Oh dia terjatuh, tapi aku tidak berminat untuk menolongnya. Itu kesalahannya karena berjalan tidak melihat jalan yang dilalui. Suara tawaku ternyata cukup tangguh untuk membuatnya terbangun sendiri dan kembali mendekat. Jitakkan di kepala pun kuterima dengan mulus.

“Ei itu sakit, Luke. Jadi apa yang membuatmu kesini?” ucapku sambil mengusap kepala.

“Jam makan siang, sebelum perutmu penuh dengan air jadi kubawakan makanan untukmu.” Aku hanya tersenyum mendengar kalimatnya, walaupun terkadang menyebalkan tapi dia saudara yang baik.

“Disini sangat panas, jelas saja kalau aku akan minum lebih banyak kalau tidak aku akan mati kehausan disini.”

“Ya. Jadi mereka tadi dari sini?”

“Yup! Itu benar dan sama seperti dirimu yang sebelumnya tidak paham dengan cermin ini.”

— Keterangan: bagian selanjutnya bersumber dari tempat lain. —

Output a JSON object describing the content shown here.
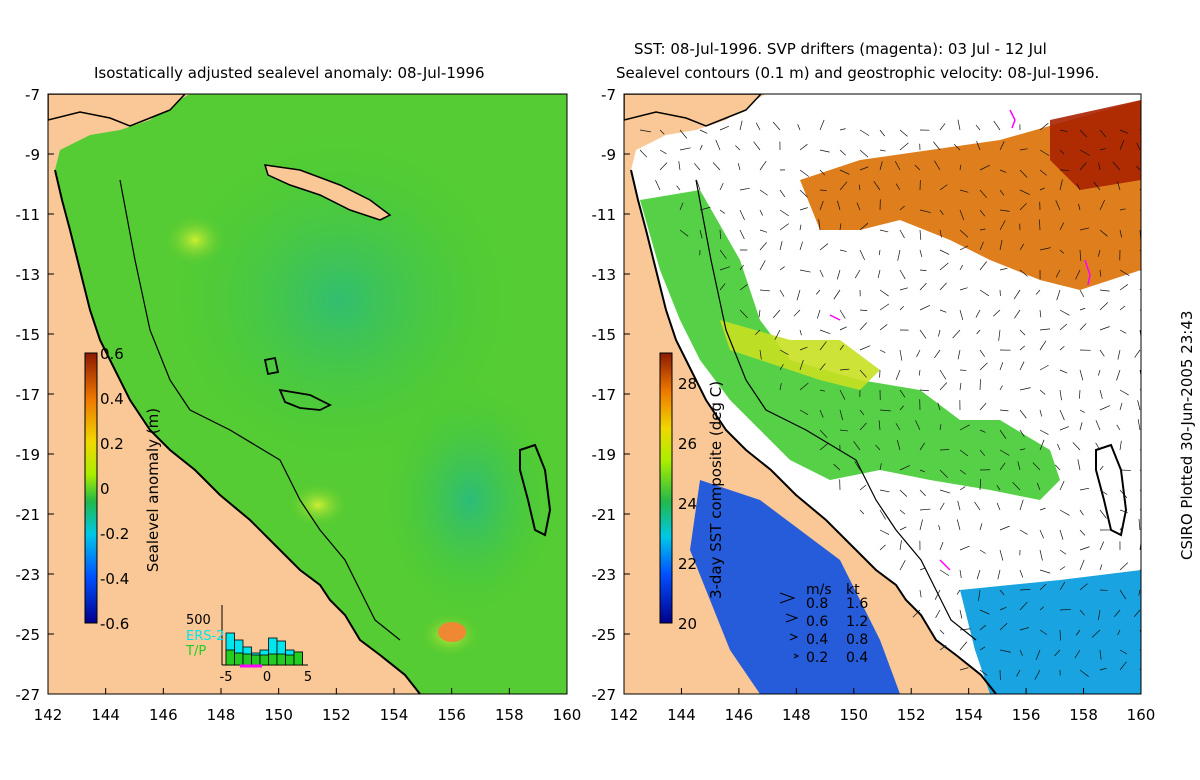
{
  "left_panel": {
    "title": "Isostatically adjusted sealevel anomaly: 08-Jul-1996",
    "colorbar": {
      "label": "Sealevel anomaly (m)",
      "ticks": [
        "0.6",
        "0.4",
        "0.2",
        "0",
        "-0.2",
        "-0.4",
        "-0.6"
      ],
      "range": [
        -0.6,
        0.6
      ]
    },
    "histogram": {
      "ymax_label": "500",
      "xticks": [
        "-5",
        "0",
        "5"
      ],
      "legend": [
        "ERS-2",
        "T/P"
      ],
      "legend_colors": [
        "#00e5ee",
        "#22cc22"
      ],
      "ers2_counts": [
        320,
        250,
        180,
        120,
        150,
        270,
        240,
        150,
        130
      ],
      "tp_counts": [
        150,
        120,
        110,
        100,
        100,
        110,
        110,
        100,
        130
      ]
    }
  },
  "right_panel": {
    "title_line1": "SST: 08-Jul-1996. SVP drifters (magenta): 03 Jul - 12 Jul",
    "title_line2": "Sealevel contours (0.1 m) and geostrophic velocity: 08-Jul-1996.",
    "colorbar": {
      "label": "3-day SST composite (deg C)",
      "ticks": [
        "28",
        "26",
        "24",
        "22",
        "20"
      ],
      "range": [
        20,
        29
      ]
    },
    "velocity_legend": {
      "header": [
        "m/s",
        "kt"
      ],
      "rows": [
        {
          "ms": "0.8",
          "kt": "1.6"
        },
        {
          "ms": "0.6",
          "kt": "1.2"
        },
        {
          "ms": "0.4",
          "kt": "0.8"
        },
        {
          "ms": "0.2",
          "kt": "0.4"
        }
      ]
    }
  },
  "axes": {
    "x_ticks": [
      "142",
      "144",
      "146",
      "148",
      "150",
      "152",
      "154",
      "156",
      "158",
      "160"
    ],
    "y_ticks": [
      "-7",
      "-9",
      "-11",
      "-13",
      "-15",
      "-17",
      "-19",
      "-21",
      "-23",
      "-25",
      "-27"
    ],
    "lon_range": [
      142,
      160
    ],
    "lat_range": [
      -27,
      -7
    ]
  },
  "credit": "CSIRO Plotted 30-Jun-2005 23:43",
  "colors": {
    "land": "#f9c896",
    "sea_base": "#44cc33",
    "white_gap": "#ffffff"
  }
}
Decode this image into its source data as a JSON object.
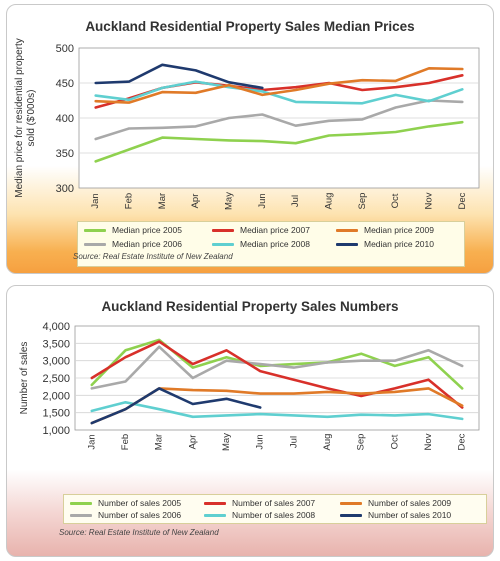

Luke hanya tersenyum dan mengusap kepalaku. Aku kembali melihat kearah judul itu terpasang, apakah sesulit itu untuk memahaminya? Padahal kupikir sudah sangat ringkas, tidak berbelit, dan langsung pada intinya. Aku membawa ini tentu dengan alasan, bukan hanya sekedar ikut untuk mendapat uang sukarela. Alasanku yang pertama jelas untuk menang dan mendapat hadiah. Lalu, yang kedua adalah ingin menyadarkan makhluk yang disebut manusia.

Aku akan memberi tau judul yang terpasang di atas cermin ini. Tapi tolong jangan membuat raut muka seperti para remaja tadi, sungguh aku tidak bercanda karena itu menggelitik perutku. Dan juga aku yakin jika kalian adalah orang-orang cerdas, judul ini tidak akan membuat kalian bingung, namun sebaliknya kalian mungkin akan terkejut. Baik, akan aku beri tahu. Judulnya adalah “PREDATOR PALING BERBAHAYA DI DUNIA”.

Ah apa kalian melihat senyum miringku barusan? Ahaha. Yah itu lah judulnya. Kenapa hanya cermin? Dimana predatornya? Oh haruskah aku menunjuk diriku dan diri kalian sebagai jawabannya?